Para ser analizada, la data debe cumplir criterios de formato, representatividad, volumen, calidad y demás que la transparencia sola no permite. Si bien es cierto cualquiera puede consultar los resultados de cualquier acta en cualquier momento, analizar patrones requiere la data en un formato distinto al disponible en las fuentes oficiales. Pasar de un formato al otro es felizmente posible, aunque con recursos tecnológicos que solo empresas especializadas disponen. En otras palabras, quedan tareas pendientes del lado oficial para que cualquiera pueda analizar y no solo consultar la información.

2. La analítica no se improvisa

Muchos individuos bien intencionados compartieron sus análisis y afirmaron en las redes sociales “de todas maneras hay fraude” porque era “estadísticamente imposible” encontrar algunos resultados. Habiendo mirado de cerca varios casos, concluyo que los modelos probabilísticos detrás de esas afirmaciones han sido demasiado simplistas como para concluir con tanta convicción.

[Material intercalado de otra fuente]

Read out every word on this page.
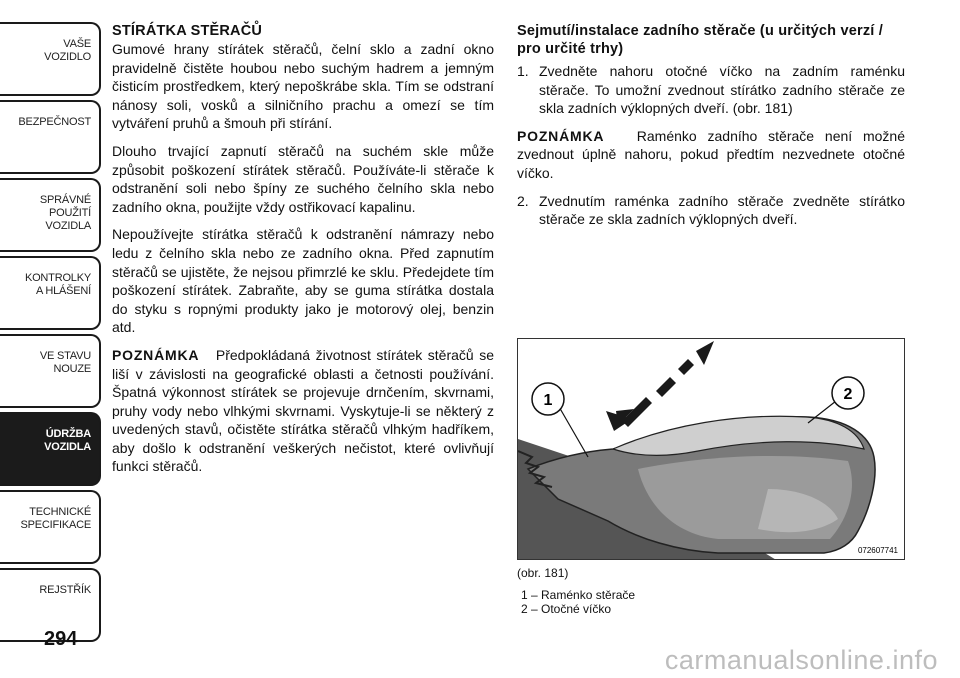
VAŠE
VOZIDLO
BEZPEČNOST
SPRÁVNÉ
POUŽITÍ
VOZIDLA
KONTROLKY
A HLÁŠENÍ
VE STAVU
NOUZE
ÚDRŽBA
VOZIDLA
TECHNICKÉ
SPECIFIKACE
REJSTŘÍK
294
STÍRÁTKA STĚRAČŮ

Gumové hrany stírátek stěračů, čelní sklo a zadní okno pravidelně čistěte houbou nebo suchým hadrem a jemným čisticím prostředkem, který nepoškrábe skla. Tím se odstraní nánosy soli, vosků a silničního prachu a omezí se tím vytváření pruhů a šmouh při stírání.

Dlouho trvající zapnutí stěračů na suchém skle může způsobit poškození stírátek stěračů. Používáte-li stěrače k odstranění soli nebo špíny ze suchého čelního skla nebo zadního okna, použijte vždy ostřikovací kapalinu.

Nepoužívejte stírátka stěračů k odstranění námrazy nebo ledu z čelního skla nebo ze zadního okna. Před zapnutím stěračů se ujistěte, že nejsou přimrzlé ke sklu. Předejdete tím poškození stírátek. Zabraňte, aby se guma stírátka dostala do styku s ropnými produkty jako je motorový olej, benzin atd.

POZNÁMKA Předpokládaná životnost stírátek stěračů se liší v závislosti na geografické oblasti a četnosti používání. Špatná výkonnost stírátek se projevuje drnčením, skvrnami, pruhy vody nebo vlhkými skvrnami. Vyskytuje-li se některý z uvedených stavů, očistěte stírátka stěračů vlhkým hadříkem, aby došlo k odstranění veškerých nečistot, které ovlivňují funkci stěračů.

Sejmutí/instalace zadního stěrače (u určitých verzí / pro určité trhy)
1. Zvedněte nahoru otočné víčko na zadním raménku stěrače. To umožní zvednout stírátko zadního stěrače ze skla zadních výklopných dveří. (obr. 181)

POZNÁMKA Raménko zadního stěrače není možné zvednout úplně nahoru, pokud předtím nezvednete otočné víčko.

2. Zvednutím raménka zadního stěrače zvedněte stírátko stěrače ze skla zadních výklopných dveří.
1	2
072607741
(obr. 181)
1 – Raménko stěrače
2 – Otočné víčko
carmanualsonline.info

La diversidad de tamaños de mesa, niveles de ausentismo/nulos/viciados y de preferencias políticas de los miles de mesas requiere un modelamiento probabilístico más sofisticado de lo visto en general.

3. Los sesgos influyen mucho

¿Cuántos comentarios mencionaron una cantidad de mesas con cero votos para un candidato, sin mencionar la cantidad del otro candidato? ¿Cuántas personalidades limitaron sus análisis a pocas mesas, cuando centenas son necesarias para un mínimo de representatividad estadística? Los humanos somos sesgados y debemos seguir para nuestros análisis – si queremos ser imparciales – procesos que no dejen espacio para esos sesgos naturales.

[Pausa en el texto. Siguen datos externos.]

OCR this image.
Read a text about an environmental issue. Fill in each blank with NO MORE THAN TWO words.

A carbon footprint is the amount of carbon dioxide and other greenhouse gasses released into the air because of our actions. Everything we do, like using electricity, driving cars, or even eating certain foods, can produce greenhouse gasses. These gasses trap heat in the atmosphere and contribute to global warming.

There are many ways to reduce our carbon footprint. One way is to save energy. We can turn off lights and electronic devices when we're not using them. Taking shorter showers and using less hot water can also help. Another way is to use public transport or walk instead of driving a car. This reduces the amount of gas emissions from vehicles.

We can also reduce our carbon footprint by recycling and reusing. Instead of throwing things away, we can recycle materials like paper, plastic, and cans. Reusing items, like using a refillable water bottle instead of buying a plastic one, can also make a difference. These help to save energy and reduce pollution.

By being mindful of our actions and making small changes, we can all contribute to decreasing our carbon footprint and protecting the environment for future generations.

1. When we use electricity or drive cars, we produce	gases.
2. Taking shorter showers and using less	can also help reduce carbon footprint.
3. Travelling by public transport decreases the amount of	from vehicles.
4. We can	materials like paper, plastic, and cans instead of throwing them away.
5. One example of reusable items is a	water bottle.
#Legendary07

4. Las conclusiones requieren más que data y analítica

Varios análisis rigurosos y, creo yo, imparciales también fueron realizados y publicados, pero como era de esperar, ninguno concluyó sobre la existencia o inexistencia de fraude. En este contexto tan complejo y por la naturaleza estadística de concluir con cierto nivel de confianza habitualmente entre 95 y 99% pero nunca 100%, el rol de la analítica es identificar patrones sospechosos, pero no concluir sobre el fraude. Quién decide es una persona, en este caso un juez.

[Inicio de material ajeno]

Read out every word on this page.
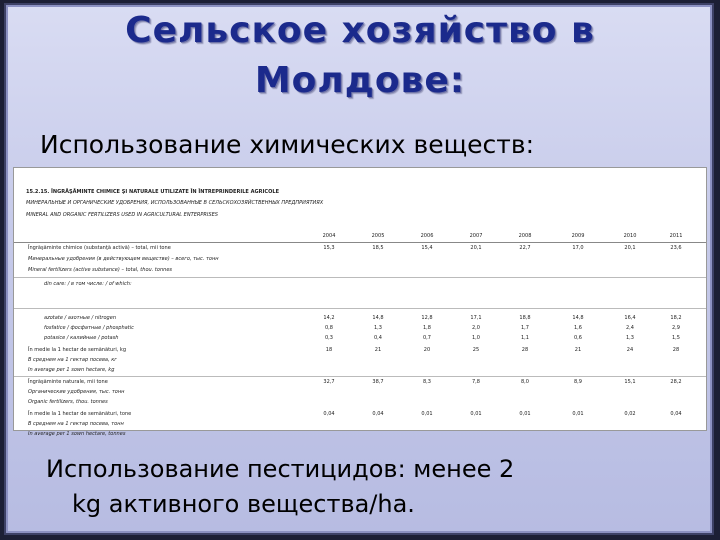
Сельское хозяйство в
Молдове:
Использование химических веществ:
15.2.15. ÎNGRĂŞĂMINTE CHIMICE ŞI NATURALE UTILIZATE ÎN ÎNTREPRINDERILE AGRICOLE
МИНЕРАЛЬНЫЕ И ОРГАНИЧЕСКИЕ УДОБРЕНИЯ, ИСПОЛЬЗОВАННЫЕ В СЕЛЬСКОХОЗЯЙСТВЕННЫХ ПРЕДПРИЯТИЯХ
MINERAL AND ORGANIC FERTILIZERS USED IN AGRICULTURAL ENTERPRISES
2004	2005	2006	2007	2008	2009	2010	2011
Îngrăşăminte chimice (substanţă activă) – total, mii tone	15,3	18,5	15,4	20,1	22,7	17,0	20,1	23,6
Минеральные удобрения (в действующем веществе) – всего, тыс. тонн
Mineral fertilizers (active substance) – total, thou. tonnes
din care: / в том числе: / of which:
azotate / азотные / nitrogen	14,2	14,8	12,8	17,1	18,8	14,8	16,4	18,2
fosfatice / фосфатные / phosphatic	0,8	1,3	1,8	2,0	1,7	1,6	2,4	2,9
potasice / калийные / potash	0,3	0,4	0,7	1,0	1,1	0,6	1,3	1,5
În medie la 1 hectar de semănături, kg	18	21	20	25	28	21	24	28
В среднем на 1 гектар посева, кг
In average per 1 sown hectare, kg
Îngrăşăminte naturale, mii tone	32,7	38,7	8,3	7,8	8,0	8,9	15,1	28,2
Органические удобрения, тыс. тонн
Organic fertilizers, thou. tonnes
În medie la 1 hectar de semănături, tone	0,04	0,04	0,01	0,01	0,01	0,01	0,02	0,04
В среднем на 1 гектар посева, тонн
In average per 1 sown hectare, tonnes

Использование пестицидов: менее 2
kg активного вещества/ha.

En procesos electorales como en otros donde puede haber fraude, la analítica de datos tiene un rol fundamental para identificar casos y patrones sospechosos, más que concluir sobre el fraude. No gritemos al lobo y asegurémonos de la solidez de nuestros argumentos antes de comunicar, pues de lo contrario las personas, las organizaciones o la democracia resultarían afectadas y la analítica de datos, herramienta tan fundamental en esta lucha para la verdad, también sería injustamente perjudicada.